Following a serious accident, the client is unable to raise his hands much above waist-level and accordingly is unable to feed himself using conventional cutlery. A long-handled fork was made for him (KW1448) which has proved successful, but he would like the additional flexibility offered by a spoon. A long-handled spoon is not viable so a means of raising a spoon from the plate to the mouth was needed which maintained the spoon in a horizontal position throughout.
The solution is based on a basic property of a parallelogram that opposite sides remain parallel regardless of a change in the angle between adjacent sides. In the ‘spork-lift’, one side of the parallelogram is held vertical and stationary by the user. The user can change the angle between adjacent sides, such that the opposite side of the parallelogram moves up or down but always remains vertical. A horizontal spoon, or in this case a spork, attached to the opposite side therefore remains horizontal as it moves up and down.

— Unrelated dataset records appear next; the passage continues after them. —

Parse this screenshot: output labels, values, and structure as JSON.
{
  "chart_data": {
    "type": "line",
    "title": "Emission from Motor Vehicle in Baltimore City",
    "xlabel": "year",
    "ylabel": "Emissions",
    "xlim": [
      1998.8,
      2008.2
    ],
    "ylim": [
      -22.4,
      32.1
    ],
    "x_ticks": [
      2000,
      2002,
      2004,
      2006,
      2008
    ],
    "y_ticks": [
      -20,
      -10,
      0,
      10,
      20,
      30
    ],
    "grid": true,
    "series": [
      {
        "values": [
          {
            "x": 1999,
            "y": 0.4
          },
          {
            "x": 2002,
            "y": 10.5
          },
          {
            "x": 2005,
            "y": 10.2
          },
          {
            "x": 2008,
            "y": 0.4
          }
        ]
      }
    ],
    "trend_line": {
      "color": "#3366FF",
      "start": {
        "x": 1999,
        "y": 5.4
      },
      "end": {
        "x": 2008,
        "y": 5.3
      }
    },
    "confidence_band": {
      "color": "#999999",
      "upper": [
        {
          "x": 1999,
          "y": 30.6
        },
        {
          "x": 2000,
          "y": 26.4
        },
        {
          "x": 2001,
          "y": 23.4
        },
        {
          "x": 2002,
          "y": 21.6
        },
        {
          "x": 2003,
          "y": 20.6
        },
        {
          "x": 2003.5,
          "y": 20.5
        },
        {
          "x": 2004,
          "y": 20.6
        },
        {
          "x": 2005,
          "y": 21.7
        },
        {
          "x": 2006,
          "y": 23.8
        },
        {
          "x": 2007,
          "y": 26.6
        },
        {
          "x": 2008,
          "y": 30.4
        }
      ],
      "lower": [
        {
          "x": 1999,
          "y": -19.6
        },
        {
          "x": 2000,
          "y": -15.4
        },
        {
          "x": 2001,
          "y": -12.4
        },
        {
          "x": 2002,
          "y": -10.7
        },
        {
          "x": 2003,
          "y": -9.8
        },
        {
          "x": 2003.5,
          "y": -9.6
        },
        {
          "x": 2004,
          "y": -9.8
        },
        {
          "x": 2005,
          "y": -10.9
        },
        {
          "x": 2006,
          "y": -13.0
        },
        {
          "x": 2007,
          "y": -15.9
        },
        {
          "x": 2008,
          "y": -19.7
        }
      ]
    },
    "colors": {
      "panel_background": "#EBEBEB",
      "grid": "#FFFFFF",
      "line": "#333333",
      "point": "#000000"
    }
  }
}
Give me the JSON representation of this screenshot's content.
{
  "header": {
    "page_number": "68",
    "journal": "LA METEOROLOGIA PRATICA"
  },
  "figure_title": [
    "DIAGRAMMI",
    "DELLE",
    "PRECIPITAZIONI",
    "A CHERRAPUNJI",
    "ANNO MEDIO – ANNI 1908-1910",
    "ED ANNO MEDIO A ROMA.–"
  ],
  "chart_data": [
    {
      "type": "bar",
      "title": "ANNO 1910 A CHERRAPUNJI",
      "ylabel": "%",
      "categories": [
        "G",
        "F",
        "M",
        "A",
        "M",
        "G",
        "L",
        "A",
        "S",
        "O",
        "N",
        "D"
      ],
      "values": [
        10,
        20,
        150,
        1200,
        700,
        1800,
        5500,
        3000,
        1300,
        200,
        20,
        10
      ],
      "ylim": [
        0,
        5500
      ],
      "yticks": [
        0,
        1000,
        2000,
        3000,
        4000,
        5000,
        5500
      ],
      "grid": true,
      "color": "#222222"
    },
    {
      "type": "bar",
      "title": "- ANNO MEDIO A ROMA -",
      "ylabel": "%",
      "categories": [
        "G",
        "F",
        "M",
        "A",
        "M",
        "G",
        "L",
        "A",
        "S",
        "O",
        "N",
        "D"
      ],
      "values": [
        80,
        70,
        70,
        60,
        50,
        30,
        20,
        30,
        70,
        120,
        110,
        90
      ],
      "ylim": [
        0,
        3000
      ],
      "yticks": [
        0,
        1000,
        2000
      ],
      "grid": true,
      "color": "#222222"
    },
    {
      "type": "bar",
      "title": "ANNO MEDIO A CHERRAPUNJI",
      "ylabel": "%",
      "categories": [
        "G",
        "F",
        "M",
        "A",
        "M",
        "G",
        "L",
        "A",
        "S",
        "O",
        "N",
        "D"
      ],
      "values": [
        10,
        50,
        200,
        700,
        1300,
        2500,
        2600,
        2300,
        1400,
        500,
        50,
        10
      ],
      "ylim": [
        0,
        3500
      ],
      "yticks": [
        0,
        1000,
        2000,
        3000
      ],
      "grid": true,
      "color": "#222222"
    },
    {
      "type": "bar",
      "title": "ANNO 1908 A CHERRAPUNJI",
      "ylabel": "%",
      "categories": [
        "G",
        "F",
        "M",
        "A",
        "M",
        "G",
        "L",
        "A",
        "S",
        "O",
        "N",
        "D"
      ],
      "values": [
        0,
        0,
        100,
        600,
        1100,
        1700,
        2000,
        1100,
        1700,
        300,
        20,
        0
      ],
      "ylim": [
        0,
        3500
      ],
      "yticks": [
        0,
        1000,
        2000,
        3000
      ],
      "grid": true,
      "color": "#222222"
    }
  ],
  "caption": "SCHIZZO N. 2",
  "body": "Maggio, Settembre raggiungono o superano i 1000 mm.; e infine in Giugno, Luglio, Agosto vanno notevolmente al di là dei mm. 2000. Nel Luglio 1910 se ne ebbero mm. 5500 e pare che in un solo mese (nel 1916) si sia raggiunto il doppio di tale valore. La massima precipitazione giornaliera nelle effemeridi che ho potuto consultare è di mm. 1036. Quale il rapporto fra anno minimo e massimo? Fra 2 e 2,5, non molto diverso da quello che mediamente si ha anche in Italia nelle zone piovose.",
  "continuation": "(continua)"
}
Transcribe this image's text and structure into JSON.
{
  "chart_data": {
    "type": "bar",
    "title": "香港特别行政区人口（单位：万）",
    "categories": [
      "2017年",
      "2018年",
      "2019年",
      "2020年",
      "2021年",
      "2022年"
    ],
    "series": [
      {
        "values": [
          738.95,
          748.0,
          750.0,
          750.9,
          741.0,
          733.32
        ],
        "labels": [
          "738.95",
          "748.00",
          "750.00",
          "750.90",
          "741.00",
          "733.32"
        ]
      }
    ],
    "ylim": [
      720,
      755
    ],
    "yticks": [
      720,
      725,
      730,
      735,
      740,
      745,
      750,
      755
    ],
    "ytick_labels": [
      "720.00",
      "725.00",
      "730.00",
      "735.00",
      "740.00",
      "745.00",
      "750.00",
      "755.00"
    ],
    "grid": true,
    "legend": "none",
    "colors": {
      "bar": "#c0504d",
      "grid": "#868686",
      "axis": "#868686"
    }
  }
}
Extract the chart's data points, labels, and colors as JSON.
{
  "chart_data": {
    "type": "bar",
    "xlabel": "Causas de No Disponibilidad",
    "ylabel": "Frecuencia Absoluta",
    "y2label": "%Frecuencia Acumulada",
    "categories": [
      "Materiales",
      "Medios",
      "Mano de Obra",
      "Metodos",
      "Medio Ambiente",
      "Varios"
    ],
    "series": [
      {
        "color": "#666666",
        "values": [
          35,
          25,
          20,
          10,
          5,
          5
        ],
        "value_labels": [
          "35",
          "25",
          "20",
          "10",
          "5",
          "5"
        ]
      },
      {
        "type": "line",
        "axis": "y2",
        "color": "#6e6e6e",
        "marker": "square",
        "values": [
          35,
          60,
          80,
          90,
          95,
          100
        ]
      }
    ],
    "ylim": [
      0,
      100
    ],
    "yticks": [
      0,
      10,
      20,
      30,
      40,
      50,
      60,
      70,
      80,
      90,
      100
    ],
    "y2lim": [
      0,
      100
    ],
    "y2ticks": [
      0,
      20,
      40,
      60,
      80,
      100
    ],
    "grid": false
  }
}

A prototype was built and shown to the client and his OT. Improvements were identified and these were incorporated in the final version given to the client.
The ‘spork-lift’ is constructed mostly from aluminium. The side of the parallelogram held by the user comprises 12mm diameter aluminium tube, bent to an angle to suit the client and mounted in a wooden handle. Two parallel arms constructed from 15 mm U-section aluminium are attached to the tube in bearings such that they are free to rotate (within limits) relative to the tube. The bearings comprise brass bushes pressed into the sides of the U-section arms with 3mm diameter steel spring pins passing through them and held securely in under-sized holes drilled in the tube. The fourth side of the parallelogram comprises 10 mm square section aluminium tube and is secured to the two U-section arms in bearings similar to the above. Brazed to the base of the square section tube is a holder designed to accept a push-fit from a lightweight stainless steel camping spork (or spoon). The holder is set at 45 degrees to the axis of the unit to facilitate entry of the spork into the mouth.
Control of the up and down movement of the spork is by way of a spring-loaded ‘trigger’. The trigger acts upon the lower U-section arm through 4mm brass bearings, the user raising or lowering this arm via the trigger using his thumb.
The client is now able to tackle a wider range of foods than was possible using only a long-handled fork.